After 62 years, Moores join Civil Rights Hall of Fame
In ceremonies at the Capitol on Wednesday, Florida civil rights pioneer Harry T. Moore and his wife Harriette were inducted into the state's Civil Rights Hall of Fame. The Moores, of Mims in Brevard County, were African-American teachers and NAACP activists who were killed on Christmas Day 1952 when their home was firebombed.
For decades, Harry Moore's story was not well known: He personally investigated lynchings of blacks in pre-World War II Florida, and he tirelessly worked to register blacks to vote through a group called the Progressive Voters League.
Gov. Rick Scott presided over the ceremonies and the Moores' daughter, Juanita Evangeline Moore, accepted the honor on her late parents' behalf.
"I am so pleased. It's such a reward for something like this to happen," said Mrs.
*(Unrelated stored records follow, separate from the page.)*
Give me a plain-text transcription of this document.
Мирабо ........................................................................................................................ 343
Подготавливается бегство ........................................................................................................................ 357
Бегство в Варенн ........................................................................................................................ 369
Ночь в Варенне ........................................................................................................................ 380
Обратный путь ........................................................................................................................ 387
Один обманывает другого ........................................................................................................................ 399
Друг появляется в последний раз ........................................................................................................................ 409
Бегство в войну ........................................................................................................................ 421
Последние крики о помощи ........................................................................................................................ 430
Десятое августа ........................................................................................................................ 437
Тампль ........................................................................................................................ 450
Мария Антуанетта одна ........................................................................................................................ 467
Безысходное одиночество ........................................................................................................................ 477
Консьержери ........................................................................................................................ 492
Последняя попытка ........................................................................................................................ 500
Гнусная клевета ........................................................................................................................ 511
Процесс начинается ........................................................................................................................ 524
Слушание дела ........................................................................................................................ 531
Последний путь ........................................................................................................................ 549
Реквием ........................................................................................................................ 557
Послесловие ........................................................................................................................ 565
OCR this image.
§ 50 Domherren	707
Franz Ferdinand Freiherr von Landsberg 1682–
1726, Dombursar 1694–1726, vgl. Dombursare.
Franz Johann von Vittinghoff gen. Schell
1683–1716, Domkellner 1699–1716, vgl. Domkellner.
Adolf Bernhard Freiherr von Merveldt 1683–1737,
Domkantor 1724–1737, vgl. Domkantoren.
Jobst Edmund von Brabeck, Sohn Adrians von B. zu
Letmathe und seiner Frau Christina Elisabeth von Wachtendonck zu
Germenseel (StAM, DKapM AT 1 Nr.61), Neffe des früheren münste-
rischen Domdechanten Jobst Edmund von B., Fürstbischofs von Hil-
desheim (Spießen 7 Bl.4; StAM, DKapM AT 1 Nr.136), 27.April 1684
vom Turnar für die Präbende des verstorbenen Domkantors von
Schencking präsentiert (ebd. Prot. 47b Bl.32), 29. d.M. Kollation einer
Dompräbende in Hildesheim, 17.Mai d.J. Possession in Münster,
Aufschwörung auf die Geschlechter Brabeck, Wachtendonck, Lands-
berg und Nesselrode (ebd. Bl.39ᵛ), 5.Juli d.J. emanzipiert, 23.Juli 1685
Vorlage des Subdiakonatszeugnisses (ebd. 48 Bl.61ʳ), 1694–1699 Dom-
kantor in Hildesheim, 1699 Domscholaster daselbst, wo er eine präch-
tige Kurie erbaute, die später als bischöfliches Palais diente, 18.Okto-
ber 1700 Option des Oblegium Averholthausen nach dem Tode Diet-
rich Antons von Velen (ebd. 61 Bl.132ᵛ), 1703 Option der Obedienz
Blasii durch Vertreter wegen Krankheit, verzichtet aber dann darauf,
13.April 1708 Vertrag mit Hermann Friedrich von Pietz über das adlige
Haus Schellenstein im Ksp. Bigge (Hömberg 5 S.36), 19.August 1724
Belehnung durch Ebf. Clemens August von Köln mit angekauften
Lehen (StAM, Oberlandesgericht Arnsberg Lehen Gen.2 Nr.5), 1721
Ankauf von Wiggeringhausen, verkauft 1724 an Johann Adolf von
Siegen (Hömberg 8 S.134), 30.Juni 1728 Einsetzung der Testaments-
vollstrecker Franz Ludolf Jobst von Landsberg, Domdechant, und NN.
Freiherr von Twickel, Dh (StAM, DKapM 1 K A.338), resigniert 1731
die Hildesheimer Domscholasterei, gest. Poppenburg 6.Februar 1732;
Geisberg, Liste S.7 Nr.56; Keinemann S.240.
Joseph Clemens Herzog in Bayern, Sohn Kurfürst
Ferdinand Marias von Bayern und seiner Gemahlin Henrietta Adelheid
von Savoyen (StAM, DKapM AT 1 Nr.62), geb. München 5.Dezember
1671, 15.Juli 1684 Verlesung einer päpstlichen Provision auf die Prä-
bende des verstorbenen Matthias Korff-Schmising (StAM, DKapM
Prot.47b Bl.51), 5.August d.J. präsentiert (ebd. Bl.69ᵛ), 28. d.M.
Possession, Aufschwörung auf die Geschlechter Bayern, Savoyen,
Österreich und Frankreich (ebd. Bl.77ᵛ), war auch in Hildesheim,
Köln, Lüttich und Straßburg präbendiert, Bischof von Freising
Moore, 82, who lives in New Carrollton, Md. "My parents have been grossly ignored, and that's been a concern of mine all of my life."
Also attending the ceremonies on the Capitol's 22nd floor was author Ben Green, who chronicled Moore's life, death and legacy in Before His Time: The Untold Story of Harry T. Moore, America's First Civil Rights Martyr.
Also inducted into the Civil Rights Hall of Fame were Margarita Romo, a champion for farmworkers in Pasco and Hernando countis, and the late James Sanderlin, the first African-American circuit judge in Pinellas County.